Do you think that will come in the form of private currencies or nationally backed currencies?

All of the above. Every form you can imagine: nationally backed, private-backed, government-issued, privately issued. I think that, fundamentally, nationally issued cryptocurrencies are business-as-usual. They don’t change the fundamental problem. The fundamental problem is centralized control and no government is going to issue a cryptocurrency that is not centralized. So they are just moving around the deck chairs.

And they’re certainly not going to release one that has a cap on supply.

Right. Exactly. Or one where they can’t censor or control borders and do verification of identity. Because surveillance is more important.

So those things will happen. They’re just not particularly interesting. The thing that is interesting is the open, borderless, neutral, censorship-resistant, global system or systems that give people choices even if their own government doesn’t want them to happen.

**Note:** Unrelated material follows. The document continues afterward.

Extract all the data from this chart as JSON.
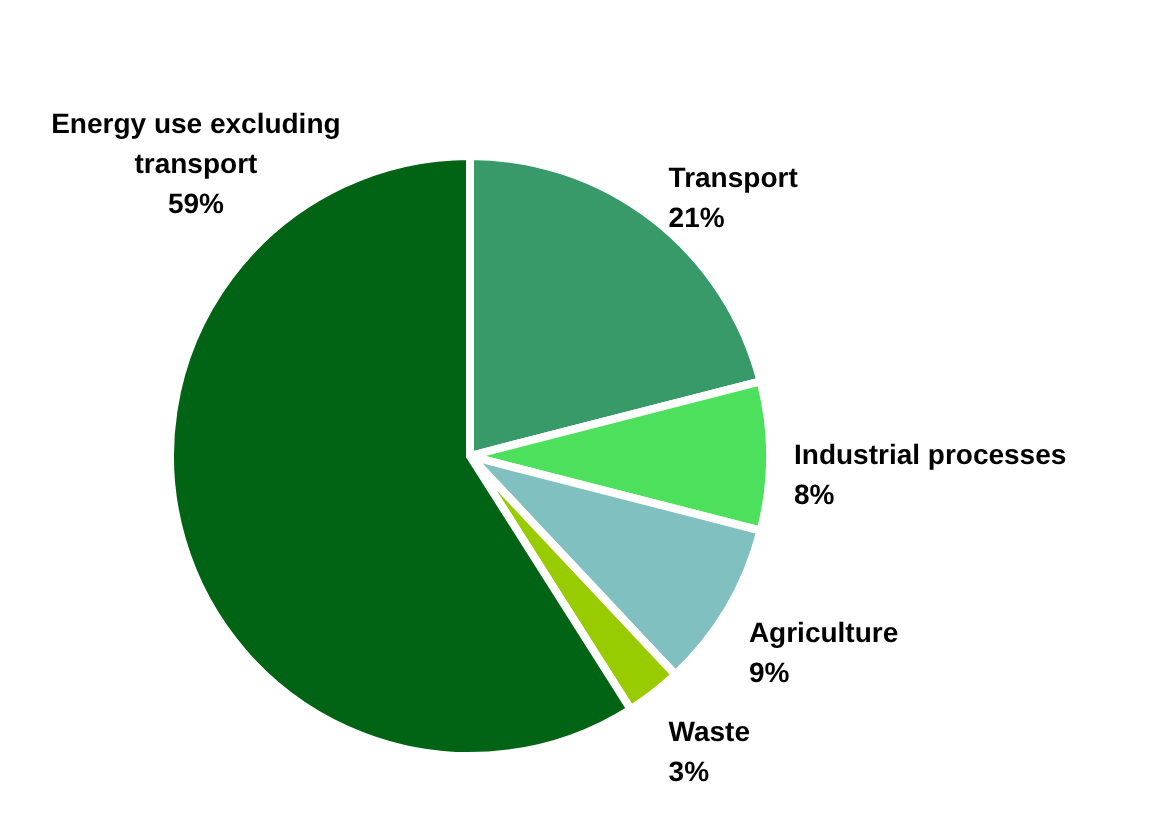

The whole borderless thing always takes me back to Marxism, this idea that Bitcoin is borderless, it denies centralized control, and it gives purchasing power and voting power back to the people.

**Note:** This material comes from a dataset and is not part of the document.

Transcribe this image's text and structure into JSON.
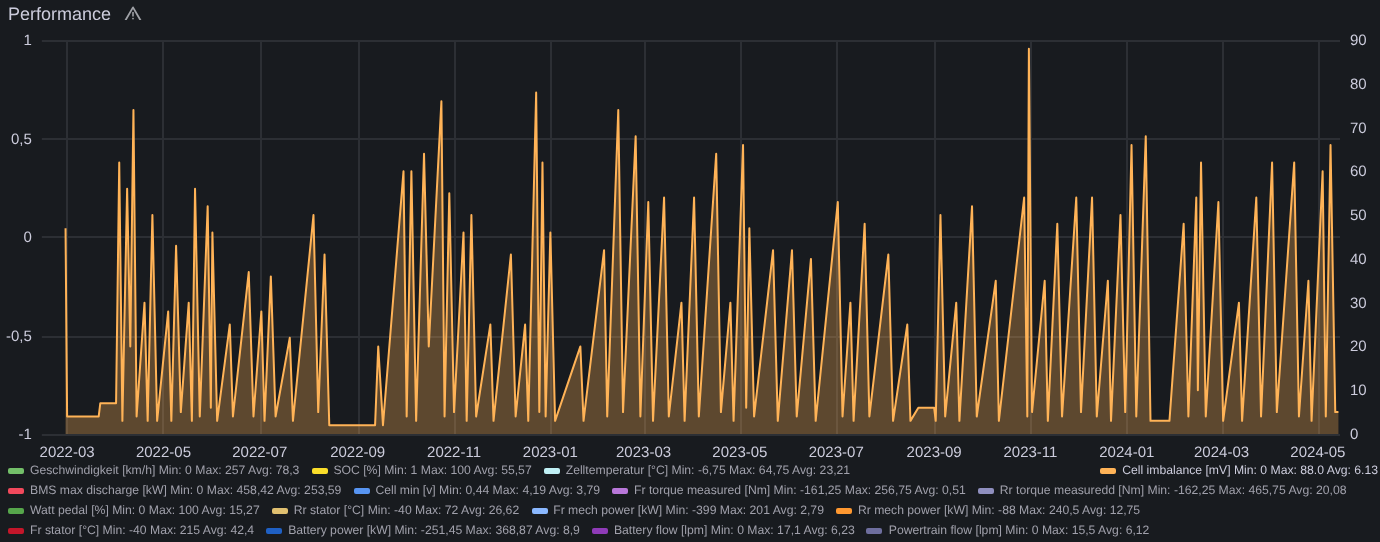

I think people tend to reflect onto Bitcoin their preconceived politics. And that’s because it has this mirror-like capability to be what you want it to be or look like what you want it to be. In the end, it’s not Marxist or capitalist. It’s crypto. And that’s interesting because both Marxism and capitalism and all of the systems we have today were invented in the late 19th century. They are systems that are fundamentally born of the industrial revolution.

Bitcoin is post-modern. This is something that doesn’t fit into any of the existing buckets because we’re making new buckets. Because this is redefining governance and political systems. So the fact that to some people it looks Marxist, to some people it looks capitalist, to some people it looks Libertarian, to some people it looks anarchist is because they are trying to slap one of their traditional labels on it.

Your frame of reference has to be reinvented in order to label this thing. Is it an asset, is it a bond, is it a currency, is it stock? It’s a cryptocurrency. And what is that? It’s the new thing that isn’t any of those but all of those simultaneously. It has characteristics of precious metals, bonds, stocks, currencies, contracts — it has all of those characteristics. But it’s not any one of those things.